I used to fish the upper salmon when I was younger. I haven't been for probably 10 years. I hear it is pretty crowded. All we ever used were streamers. Seemed like black bodies with a red or green or yellow tail, with white as the streamer section worked. I would just spot and stalk fish, try to bounce it off their nose. It's difficult fishing, but a lot of fun and very rewarding when you land one. good luck.


----------



## wovenstonefly (Apr 9, 2008)

I fished it two weeks ago. I was with two other guys and we fished for three days. I hooked one on a balck Egg Sucking Leech, one on a shrimp fly and one on a small orange Glow bug.I dont know if the one on a shrimp fly really counts it was only there for about three seconds but i did see it. I didnt land any of them and the two guys i was with didnt catch anything either. The fish are late this year and the water is cold, 38 degrees when we were there, the water needs to be 48 before the fish start moving good however the river is low and clear. We fished all over, above and below Challis but the three fish I hooked were all above Challis in section 19, about ten minutes past the east fork. If your going to swing flys, I would use a black or purple egg sucking leech and get it down deep. the fish are on the bottom. You can also nymph it. I would use a glow bug and a stone fly or something like that. But use the glo bug for shure.
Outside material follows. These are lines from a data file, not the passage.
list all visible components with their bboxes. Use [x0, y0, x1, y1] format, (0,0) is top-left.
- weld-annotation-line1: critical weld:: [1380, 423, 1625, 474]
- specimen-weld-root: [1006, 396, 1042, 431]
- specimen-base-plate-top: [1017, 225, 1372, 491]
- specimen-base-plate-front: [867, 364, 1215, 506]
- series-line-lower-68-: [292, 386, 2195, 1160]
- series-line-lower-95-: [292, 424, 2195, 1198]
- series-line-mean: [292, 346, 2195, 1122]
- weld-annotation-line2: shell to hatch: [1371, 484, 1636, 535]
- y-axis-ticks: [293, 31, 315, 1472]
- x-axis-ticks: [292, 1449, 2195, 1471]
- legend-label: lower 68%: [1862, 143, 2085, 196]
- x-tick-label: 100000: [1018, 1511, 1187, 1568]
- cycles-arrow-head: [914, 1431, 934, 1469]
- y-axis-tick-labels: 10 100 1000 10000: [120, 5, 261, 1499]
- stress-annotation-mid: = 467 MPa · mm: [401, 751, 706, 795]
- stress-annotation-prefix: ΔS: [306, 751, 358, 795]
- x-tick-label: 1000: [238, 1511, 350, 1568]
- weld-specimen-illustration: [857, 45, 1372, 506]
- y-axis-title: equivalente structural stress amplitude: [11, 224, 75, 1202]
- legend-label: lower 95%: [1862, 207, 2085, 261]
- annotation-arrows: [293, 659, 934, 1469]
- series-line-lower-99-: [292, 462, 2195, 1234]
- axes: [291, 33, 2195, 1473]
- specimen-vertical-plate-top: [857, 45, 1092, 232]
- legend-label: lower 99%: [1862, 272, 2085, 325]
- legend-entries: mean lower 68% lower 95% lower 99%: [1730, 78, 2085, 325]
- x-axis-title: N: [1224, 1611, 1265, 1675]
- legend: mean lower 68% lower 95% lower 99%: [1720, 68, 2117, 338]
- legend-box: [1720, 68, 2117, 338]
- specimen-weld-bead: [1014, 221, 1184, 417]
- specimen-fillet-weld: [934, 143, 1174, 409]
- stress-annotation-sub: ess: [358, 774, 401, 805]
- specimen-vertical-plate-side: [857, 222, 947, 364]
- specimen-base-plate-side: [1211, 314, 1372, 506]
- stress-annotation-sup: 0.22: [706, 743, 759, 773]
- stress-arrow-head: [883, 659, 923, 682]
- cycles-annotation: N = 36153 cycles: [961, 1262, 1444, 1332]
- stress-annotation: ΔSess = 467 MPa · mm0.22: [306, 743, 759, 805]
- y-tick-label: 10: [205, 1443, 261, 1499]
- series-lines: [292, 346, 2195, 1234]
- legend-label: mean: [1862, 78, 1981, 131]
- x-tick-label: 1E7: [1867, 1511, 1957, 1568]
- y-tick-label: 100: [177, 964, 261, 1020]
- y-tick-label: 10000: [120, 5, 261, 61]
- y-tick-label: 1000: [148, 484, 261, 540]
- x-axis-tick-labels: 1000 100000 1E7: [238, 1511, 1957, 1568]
Good luck


----------



## GaryFish (Sep 7, 2007)

After the steelhead kick your butt, go to the Village Inn in Challis and order up the Finger Steaks. Great, greasy, home cooking. I grew up in Challis. It is a good place. For the steelies, we always fished upstream from town to avoid all the Utah people . We fished at Torey's quite a bit. Then you get could get a great grease burger and milkshake at mid-day if you wanted to. Way back in the day, we'd have more luck using general trout techniques than the accepted steelhead approaches. I caught more than one steelie on a mepps spinner. By the time they get that far, they've swam past every steelhead contraption out there and rejected it. Its a good place though. Plan in a evening trip to the hot springs to warm the soul. And spud nut doughnuts from the bowling alley are great too.


----------



## utbowhntr (Sep 11, 2007)

Hi. GaryFish, when I was a young boy I used to go with my parents to a place called Boundry Creek/Dagger Falls area on the Middle Fork of the Salmon and we'd fish for the Chinook Salmon. it was a blast to go, but I was to young and small to fish myself, although my dad would let me try to land a few he hooked into. (I'd almost get pulled into the river, the fish were almost as big as I was at the time. They would run about 32 to 35Lbs.) I know that my dad would always use fresh rowe so maybe there is some type of fly that resembles that that would work on steelhead. Anyway, the big treat when I was up there is when we would all drive back down to Stanley and get ice cream and a big burger. Thanks GaryFish for invoking those memories. Some of the best times in my life. Utbowhntr


----------